Question

Determine whether the Mean Value Theorem can be applied to f(x) = sqrt (x-7) on the interval [11,23].

If it can be applied, find all the values of c in the interval (11,23) such that f'(c) = f(b) - f(a) / b-a

Answer 1

You have an Order of Operation problem, there. You mean, (f(b)-f(a))/(b-a). This is quite a different animal from what you have written.

What are the qualifications for the application of the MVT?

Answer 2

now this is a lot easier than the last one
i assume this is the last one, but without the typo right?

Answer 3

\[f(b)=f(23)=\sqrt{23-7}=\sqrt{16}=4\]
\[f(a)=f(11)=\sqrt{11-7}=\sqrt{4}=2\]
\[f(b)-f(a)=4-2=2\]
\[\frac{f(b)-f(a)}{b-a}=\frac{4-2}{23-11}=\frac{1}{6}\]

Answer 4

take the derivative, set it equal to \(\frac{1}{6}\) and solve for \(x\)

Answer 5

Mean Value Theorem: Let f be a continuous functions on a compact interval [a,b] that is differential at every point in the interior.
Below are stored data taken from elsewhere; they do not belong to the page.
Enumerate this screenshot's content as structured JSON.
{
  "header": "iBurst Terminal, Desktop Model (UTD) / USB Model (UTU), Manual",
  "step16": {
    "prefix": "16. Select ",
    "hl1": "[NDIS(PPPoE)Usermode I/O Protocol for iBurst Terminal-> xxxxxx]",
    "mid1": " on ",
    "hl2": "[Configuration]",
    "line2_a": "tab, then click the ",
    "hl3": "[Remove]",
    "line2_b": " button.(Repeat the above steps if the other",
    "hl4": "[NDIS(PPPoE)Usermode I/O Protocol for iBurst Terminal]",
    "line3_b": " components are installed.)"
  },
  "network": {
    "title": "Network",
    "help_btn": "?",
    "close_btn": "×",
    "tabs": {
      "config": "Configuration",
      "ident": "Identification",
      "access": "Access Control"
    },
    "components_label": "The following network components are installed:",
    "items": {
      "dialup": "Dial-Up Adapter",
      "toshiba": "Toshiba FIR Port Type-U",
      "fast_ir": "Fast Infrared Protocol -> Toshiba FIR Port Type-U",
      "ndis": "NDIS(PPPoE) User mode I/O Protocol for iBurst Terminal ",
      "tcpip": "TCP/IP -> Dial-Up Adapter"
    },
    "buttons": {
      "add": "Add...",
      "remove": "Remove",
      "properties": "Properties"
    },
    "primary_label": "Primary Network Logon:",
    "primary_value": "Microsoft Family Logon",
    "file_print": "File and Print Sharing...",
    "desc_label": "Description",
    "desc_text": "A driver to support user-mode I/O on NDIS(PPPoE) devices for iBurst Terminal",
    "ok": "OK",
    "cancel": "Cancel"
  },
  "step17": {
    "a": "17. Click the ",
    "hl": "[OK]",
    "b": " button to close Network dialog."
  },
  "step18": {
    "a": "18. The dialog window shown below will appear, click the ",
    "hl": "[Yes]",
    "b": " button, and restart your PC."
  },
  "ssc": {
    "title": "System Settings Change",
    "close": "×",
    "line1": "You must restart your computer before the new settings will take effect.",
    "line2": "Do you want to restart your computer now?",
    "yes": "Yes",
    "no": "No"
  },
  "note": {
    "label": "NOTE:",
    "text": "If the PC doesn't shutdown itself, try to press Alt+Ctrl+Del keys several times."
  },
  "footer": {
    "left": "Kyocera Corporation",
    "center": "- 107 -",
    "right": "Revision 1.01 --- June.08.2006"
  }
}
Then there exists a point x0 in the interior where f'(x0)=(f(b)-f(a))/(b-a).

\[f(x)=\sqrt{x-7}\]\[\frac{ d }{ dx }f(x)=\frac{ d }{ dx }(\sqrt{x-7})\]\[f'(x)=\frac{ 1 }{ 2 \times \sqrt{x-7} }\]The only place the derivative would not exist is at x=7. However, this is outside the interval, and hence the function is differentiable at every point in the origin.

Also [11,23] is both closed and bounded, so it is compact by definition.

Now\[\frac{ f(b)-f(a) }{ b-a }=\frac{ f(23)-f(11) }{ 23-11 }=\frac{ \sqrt{23-7}-\sqrt{11-7} }{ 12 }=\frac{ \sqrt{16}-\sqrt{4} }{ 12 }=\frac{ 4-2 }{ 12 }=\frac{ 1 }{ 6 }\]

Then\[\frac{ 1 }{ 6 }=\frac{ 1 }{ 2 \times \sqrt{c-7} }\]

Answer 6

Bah, satellite beat me to it. :P